The electrical properties of alginate hydrogel implants have not been reported to date, thus in the previous experiments we have assumed that its conductivity is zero. To assess the effect of gel conductivity on VF sustainability in the treated heart, we performed a sensitivity analysis where the biogel is assumed to behave as a passive conductor. VF simulations were performed assuming an isotropic conductivity in the gel of the form

$$\begin{aligned} \mathbf{D}_{gel} = c d_{\perp } \quad \text {in} \quad \Omega _{gel}, \end{aligned}$$
(6)

where c is a conductivity ratio that modulates the conductivity of the gel based on the value used for transversely-isotropic propagation in normal cardiac tissue. Accordingly, for values of the conductivity ratio \(c<1\) the biomaterial region is less conductive than the normal tissue and for values of conductivity ratio \(c>1\) the biomaterial region is more conductive than the normal tissue.

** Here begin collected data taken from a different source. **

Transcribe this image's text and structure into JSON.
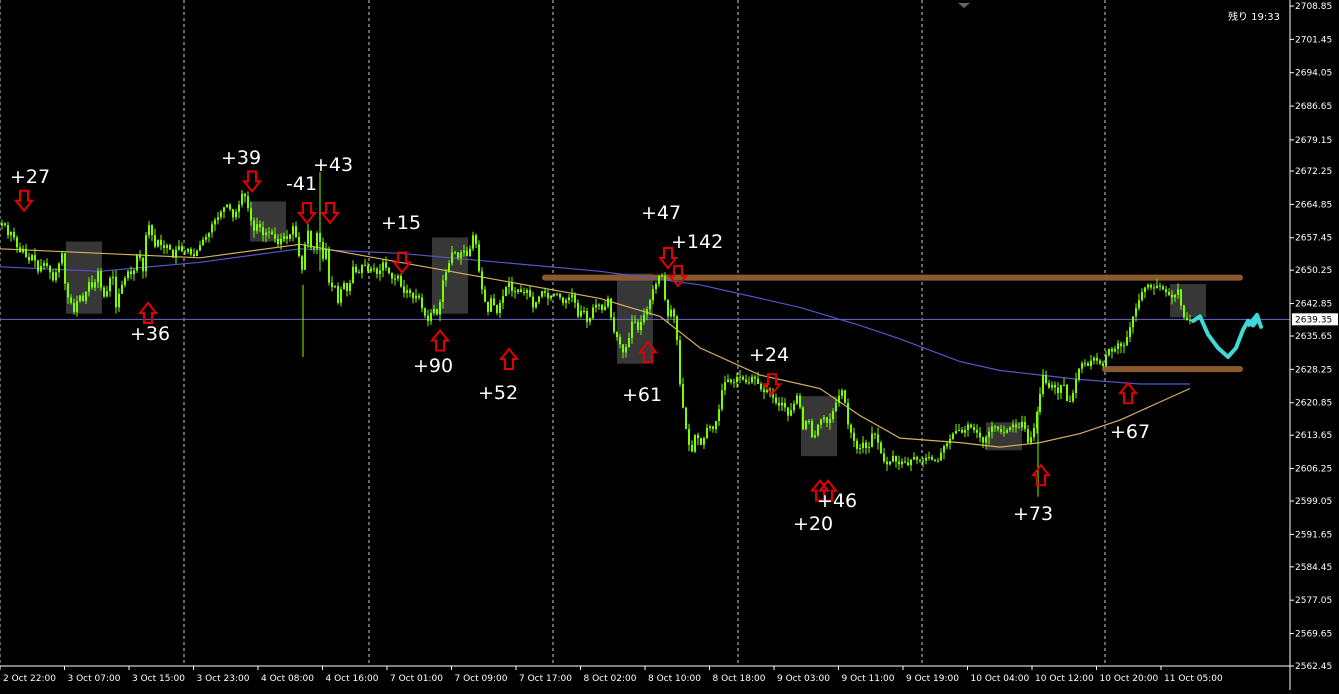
{
  "status": {
    "remaining_label": "残り 19:33",
    "current_price": "2639.35"
  },
  "colors": {
    "background": "#000000",
    "candles": "#7CFC00",
    "ma_fast": "#d8b060",
    "ma_slow": "#5555c8",
    "price_line": "#6a6acc",
    "zone_lines": "#8a5a2e",
    "arrows": "#e00000",
    "forecast": "#3fd9d9",
    "boxes": "#4a4a4a",
    "grid": "#ffffff",
    "axis_text": "#ffffff"
  },
  "chart_data": {
    "type": "candlestick",
    "title": "",
    "xlabel": "",
    "ylabel": "",
    "ylim": [
      2562.45,
      2708.85
    ],
    "y_ticks": [
      "2708.85",
      "2701.45",
      "2694.05",
      "2686.65",
      "2679.15",
      "2672.25",
      "2664.85",
      "2657.45",
      "2650.25",
      "2642.85",
      "2635.65",
      "2628.25",
      "2620.85",
      "2613.65",
      "2606.25",
      "2599.05",
      "2591.65",
      "2584.45",
      "2577.05",
      "2569.65",
      "2562.45"
    ],
    "x_ticks": [
      "2 Oct 22:00",
      "3 Oct 07:00",
      "3 Oct 15:00",
      "3 Oct 23:00",
      "4 Oct 08:00",
      "4 Oct 16:00",
      "7 Oct 01:00",
      "7 Oct 09:00",
      "7 Oct 17:00",
      "8 Oct 02:00",
      "8 Oct 10:00",
      "8 Oct 18:00",
      "9 Oct 03:00",
      "9 Oct 11:00",
      "9 Oct 19:00",
      "10 Oct 04:00",
      "10 Oct 12:00",
      "10 Oct 20:00",
      "11 Oct 05:00"
    ],
    "current_price": 2639.35,
    "price_path": [
      [
        0,
        2660
      ],
      [
        6,
        2661
      ],
      [
        10,
        2658
      ],
      [
        14,
        2659
      ],
      [
        18,
        2656
      ],
      [
        21,
        2654
      ],
      [
        25,
        2655
      ],
      [
        30,
        2652
      ],
      [
        35,
        2654
      ],
      [
        40,
        2650
      ],
      [
        45,
        2652
      ],
      [
        50,
        2651
      ],
      [
        55,
        2648
      ],
      [
        60,
        2651
      ],
      [
        64,
        2654
      ],
      [
        68,
        2645
      ],
      [
        73,
        2643
      ],
      [
        76,
        2641
      ],
      [
        81,
        2645
      ],
      [
        86,
        2643
      ],
      [
        90,
        2648
      ],
      [
        95,
        2646
      ],
      [
        100,
        2650
      ],
      [
        105,
        2644
      ],
      [
        110,
        2646
      ],
      [
        114,
        2651
      ],
      [
        118,
        2642
      ],
      [
        122,
        2646
      ],
      [
        126,
        2648
      ],
      [
        130,
        2650
      ],
      [
        135,
        2649
      ],
      [
        140,
        2655
      ],
      [
        145,
        2650
      ],
      [
        148,
        2658
      ],
      [
        152,
        2661
      ],
      [
        156,
        2655
      ],
      [
        160,
        2657
      ],
      [
        165,
        2655
      ],
      [
        170,
        2656
      ],
      [
        175,
        2653
      ],
      [
        180,
        2656
      ],
      [
        185,
        2654
      ],
      [
        190,
        2655
      ],
      [
        195,
        2653
      ],
      [
        200,
        2655
      ],
      [
        205,
        2657
      ],
      [
        210,
        2658
      ],
      [
        215,
        2661
      ],
      [
        220,
        2662
      ],
      [
        225,
        2664
      ],
      [
        230,
        2665
      ],
      [
        235,
        2662
      ],
      [
        240,
        2664
      ],
      [
        245,
        2668
      ],
      [
        248,
        2666
      ],
      [
        252,
        2662
      ],
      [
        256,
        2659
      ],
      [
        260,
        2661
      ],
      [
        265,
        2658
      ],
      [
        270,
        2659
      ],
      [
        275,
        2658
      ],
      [
        280,
        2656
      ],
      [
        285,
        2658
      ],
      [
        290,
        2657
      ],
      [
        295,
        2660
      ],
      [
        300,
        2656
      ],
      [
        303,
        2648
      ],
      [
        306,
        2655
      ],
      [
        310,
        2659
      ],
      [
        314,
        2654
      ],
      [
        318,
        2656
      ],
      [
        320,
        2661
      ],
      [
        324,
        2652
      ],
      [
        328,
        2655
      ],
      [
        332,
        2645
      ],
      [
        336,
        2648
      ],
      [
        340,
        2643
      ],
      [
        345,
        2648
      ],
      [
        350,
        2645
      ],
      [
        355,
        2651
      ],
      [
        360,
        2649
      ],
      [
        365,
        2652
      ],
      [
        370,
        2650
      ],
      [
        375,
        2651
      ],
      [
        380,
        2649
      ],
      [
        385,
        2652
      ],
      [
        390,
        2650
      ],
      [
        395,
        2648
      ],
      [
        400,
        2649
      ],
      [
        405,
        2645
      ],
      [
        410,
        2646
      ],
      [
        415,
        2644
      ],
      [
        420,
        2645
      ],
      [
        425,
        2641
      ],
      [
        430,
        2639
      ],
      [
        435,
        2642
      ],
      [
        440,
        2640
      ],
      [
        445,
        2648
      ],
      [
        450,
        2651
      ],
      [
        455,
        2655
      ],
      [
        460,
        2653
      ],
      [
        465,
        2655
      ],
      [
        470,
        2653
      ],
      [
        475,
        2658
      ],
      [
        478,
        2656
      ],
      [
        482,
        2648
      ],
      [
        486,
        2644
      ],
      [
        490,
        2641
      ],
      [
        494,
        2645
      ],
      [
        498,
        2640
      ],
      [
        502,
        2643
      ],
      [
        506,
        2645
      ],
      [
        510,
        2648
      ],
      [
        515,
        2645
      ],
      [
        520,
        2646
      ],
      [
        525,
        2645
      ],
      [
        530,
        2646
      ],
      [
        535,
        2642
      ],
      [
        540,
        2644
      ],
      [
        545,
        2646
      ],
      [
        550,
        2644
      ],
      [
        555,
        2645
      ],
      [
        560,
        2645
      ],
      [
        565,
        2643
      ],
      [
        570,
        2644
      ],
      [
        575,
        2645
      ],
      [
        580,
        2640
      ],
      [
        585,
        2642
      ],
      [
        590,
        2638
      ],
      [
        595,
        2642
      ],
      [
        600,
        2643
      ],
      [
        605,
        2641
      ],
      [
        610,
        2644
      ],
      [
        615,
        2637
      ],
      [
        620,
        2635
      ],
      [
        625,
        2632
      ],
      [
        630,
        2634
      ],
      [
        635,
        2640
      ],
      [
        640,
        2637
      ],
      [
        645,
        2640
      ],
      [
        650,
        2642
      ],
      [
        655,
        2646
      ],
      [
        660,
        2648
      ],
      [
        663,
        2651
      ],
      [
        666,
        2645
      ],
      [
        670,
        2640
      ],
      [
        674,
        2642
      ],
      [
        678,
        2638
      ],
      [
        682,
        2625
      ],
      [
        686,
        2618
      ],
      [
        690,
        2612
      ],
      [
        694,
        2610
      ],
      [
        698,
        2615
      ],
      [
        702,
        2611
      ],
      [
        706,
        2613
      ],
      [
        710,
        2616
      ],
      [
        715,
        2615
      ],
      [
        720,
        2618
      ],
      [
        725,
        2625
      ],
      [
        730,
        2626
      ],
      [
        735,
        2625
      ],
      [
        740,
        2627
      ],
      [
        745,
        2626
      ],
      [
        750,
        2625
      ],
      [
        755,
        2627
      ],
      [
        760,
        2625
      ],
      [
        765,
        2623
      ],
      [
        770,
        2624
      ],
      [
        775,
        2622
      ],
      [
        780,
        2620
      ],
      [
        785,
        2621
      ],
      [
        790,
        2618
      ],
      [
        795,
        2620
      ],
      [
        800,
        2623
      ],
      [
        805,
        2615
      ],
      [
        810,
        2618
      ],
      [
        815,
        2612
      ],
      [
        820,
        2616
      ],
      [
        825,
        2618
      ],
      [
        830,
        2616
      ],
      [
        835,
        2619
      ],
      [
        840,
        2622
      ],
      [
        845,
        2624
      ],
      [
        850,
        2616
      ],
      [
        855,
        2613
      ],
      [
        860,
        2610
      ],
      [
        865,
        2612
      ],
      [
        870,
        2610
      ],
      [
        875,
        2615
      ],
      [
        880,
        2612
      ],
      [
        885,
        2608
      ],
      [
        890,
        2607
      ],
      [
        895,
        2609
      ],
      [
        900,
        2607
      ],
      [
        905,
        2608
      ],
      [
        910,
        2607
      ],
      [
        915,
        2609
      ],
      [
        920,
        2608
      ],
      [
        925,
        2608
      ],
      [
        930,
        2609
      ],
      [
        935,
        2608
      ],
      [
        940,
        2608
      ],
      [
        945,
        2611
      ],
      [
        950,
        2612
      ],
      [
        955,
        2614
      ],
      [
        960,
        2615
      ],
      [
        965,
        2614
      ],
      [
        970,
        2616
      ],
      [
        975,
        2615
      ],
      [
        980,
        2614
      ],
      [
        985,
        2612
      ],
      [
        990,
        2614
      ],
      [
        995,
        2616
      ],
      [
        1000,
        2615
      ],
      [
        1005,
        2614
      ],
      [
        1010,
        2615
      ],
      [
        1015,
        2616
      ],
      [
        1020,
        2615
      ],
      [
        1025,
        2617
      ],
      [
        1030,
        2612
      ],
      [
        1035,
        2614
      ],
      [
        1040,
        2620
      ],
      [
        1045,
        2627
      ],
      [
        1050,
        2624
      ],
      [
        1055,
        2625
      ],
      [
        1060,
        2623
      ],
      [
        1065,
        2626
      ],
      [
        1070,
        2620
      ],
      [
        1075,
        2623
      ],
      [
        1080,
        2628
      ],
      [
        1085,
        2630
      ],
      [
        1090,
        2629
      ],
      [
        1095,
        2631
      ],
      [
        1100,
        2630
      ],
      [
        1105,
        2629
      ],
      [
        1110,
        2633
      ],
      [
        1115,
        2632
      ],
      [
        1120,
        2634
      ],
      [
        1125,
        2633
      ],
      [
        1130,
        2636
      ],
      [
        1135,
        2640
      ],
      [
        1140,
        2643
      ],
      [
        1145,
        2646
      ],
      [
        1150,
        2647
      ],
      [
        1155,
        2646
      ],
      [
        1160,
        2647
      ],
      [
        1165,
        2646
      ],
      [
        1170,
        2645
      ],
      [
        1175,
        2644
      ],
      [
        1180,
        2646
      ],
      [
        1185,
        2640
      ],
      [
        1190,
        2639
      ]
    ],
    "ma_fast_path": [
      [
        0,
        2655
      ],
      [
        100,
        2654
      ],
      [
        200,
        2653
      ],
      [
        300,
        2656
      ],
      [
        400,
        2652
      ],
      [
        500,
        2648
      ],
      [
        600,
        2644
      ],
      [
        660,
        2640
      ],
      [
        700,
        2633
      ],
      [
        760,
        2627
      ],
      [
        820,
        2624
      ],
      [
        860,
        2618
      ],
      [
        900,
        2613
      ],
      [
        960,
        2612
      ],
      [
        1000,
        2611
      ],
      [
        1040,
        2612
      ],
      [
        1080,
        2614
      ],
      [
        1120,
        2617
      ],
      [
        1160,
        2621
      ],
      [
        1190,
        2624
      ]
    ],
    "ma_slow_path": [
      [
        0,
        2651
      ],
      [
        100,
        2650
      ],
      [
        200,
        2652
      ],
      [
        300,
        2655
      ],
      [
        400,
        2654
      ],
      [
        500,
        2652
      ],
      [
        600,
        2650
      ],
      [
        700,
        2647
      ],
      [
        800,
        2642
      ],
      [
        860,
        2638
      ],
      [
        900,
        2635
      ],
      [
        960,
        2630
      ],
      [
        1000,
        2628
      ],
      [
        1040,
        2627
      ],
      [
        1080,
        2626
      ],
      [
        1140,
        2625
      ],
      [
        1190,
        2625
      ]
    ],
    "zones": [
      {
        "x_from": 545,
        "x_to": 1240,
        "price": 2648.6
      },
      {
        "x_from": 1105,
        "x_to": 1240,
        "price": 2628.3
      }
    ],
    "forecast_path": [
      [
        1193,
        2639
      ],
      [
        1200,
        2640
      ],
      [
        1208,
        2636
      ],
      [
        1218,
        2633
      ],
      [
        1228,
        2631
      ],
      [
        1236,
        2633
      ],
      [
        1243,
        2637
      ],
      [
        1248,
        2639
      ],
      [
        1253,
        2638
      ],
      [
        1257,
        2639
      ]
    ],
    "boxes": [
      {
        "x": 66,
        "w": 36,
        "y_top": 2656.6,
        "y_bot": 2640.6
      },
      {
        "x": 250,
        "w": 36,
        "y_top": 2665.5,
        "y_bot": 2656.6
      },
      {
        "x": 432,
        "w": 36,
        "y_top": 2657.5,
        "y_bot": 2640.6
      },
      {
        "x": 617,
        "w": 36,
        "y_top": 2649.5,
        "y_bot": 2629.5
      },
      {
        "x": 801,
        "w": 36,
        "y_top": 2622.3,
        "y_bot": 2609.0
      },
      {
        "x": 986,
        "w": 36,
        "y_top": 2616.5,
        "y_bot": 2610.3
      },
      {
        "x": 1170,
        "w": 36,
        "y_top": 2647.2,
        "y_bot": 2639.8
      }
    ],
    "arrows": [
      {
        "dir": "down",
        "x": 24,
        "price": 2665.2
      },
      {
        "dir": "up",
        "x": 148,
        "price": 2641.2
      },
      {
        "dir": "down",
        "x": 252,
        "price": 2669.5
      },
      {
        "dir": "down",
        "x": 307,
        "price": 2662.5
      },
      {
        "dir": "down",
        "x": 330,
        "price": 2662.5
      },
      {
        "dir": "down",
        "x": 402,
        "price": 2651.5
      },
      {
        "dir": "up",
        "x": 440,
        "price": 2635.1
      },
      {
        "dir": "up",
        "x": 509,
        "price": 2631.0
      },
      {
        "dir": "up",
        "x": 648,
        "price": 2632.5
      },
      {
        "dir": "down",
        "x": 668,
        "price": 2652.5
      },
      {
        "dir": "down",
        "x": 678,
        "price": 2648.5
      },
      {
        "dir": "down",
        "x": 772,
        "price": 2624.5
      },
      {
        "dir": "up",
        "x": 820,
        "price": 2601.8
      },
      {
        "dir": "up",
        "x": 828,
        "price": 2601.8
      },
      {
        "dir": "up",
        "x": 1041,
        "price": 2605.2
      },
      {
        "dir": "up",
        "x": 1128,
        "price": 2623.4
      }
    ],
    "annotations": [
      {
        "text": "+27",
        "x": 10,
        "y": 183
      },
      {
        "text": "+36",
        "x": 130,
        "y": 340
      },
      {
        "text": "+39",
        "x": 221,
        "y": 164
      },
      {
        "text": "-41",
        "x": 286,
        "y": 190
      },
      {
        "text": "+43",
        "x": 313,
        "y": 171
      },
      {
        "text": "+15",
        "x": 381,
        "y": 229
      },
      {
        "text": "+90",
        "x": 413,
        "y": 372
      },
      {
        "text": "+52",
        "x": 478,
        "y": 399
      },
      {
        "text": "+47",
        "x": 641,
        "y": 219
      },
      {
        "text": "+142",
        "x": 671,
        "y": 248
      },
      {
        "text": "+61",
        "x": 622,
        "y": 401
      },
      {
        "text": "+24",
        "x": 749,
        "y": 361
      },
      {
        "text": "+46",
        "x": 817,
        "y": 507
      },
      {
        "text": "+20",
        "x": 793,
        "y": 530
      },
      {
        "text": "+73",
        "x": 1013,
        "y": 520
      },
      {
        "text": "+67",
        "x": 1110,
        "y": 438
      }
    ]
  }
}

We performed simulations for \(c = \{0.0, 0.5, 1.0, 1.5\}\), and computed the number of rotors in each case to evaluate the spatiotemporal dynamics during VF. pseudo-electrocardiograms (EGCs) were computed by estimating the surface potential using the approximation64

$$\begin{aligned} V_e= - \int _{\Omega } \nabla V_m \cdot \nabla \frac{1}{||\rho ||} d\Omega ,\quad \text {with} \quad \rho =| \mathbf{x}_e- \mathbf{x} |. \end{aligned}$$
(7)

Here, \(\rho \in {\mathbb {R}}^3\) defines the distance from each point of the heart to a point placed at some distance from the ventricles (i. e., electrode location). This position was established at 2 cm away from the left ventricular wall, as is commonly defined to mimic pre-cordial leads to study T waves and QT intervals65. ECG signals were analyzed using Fourier Transform, from which power spectra were constructed, and the fundamental frequency was identified.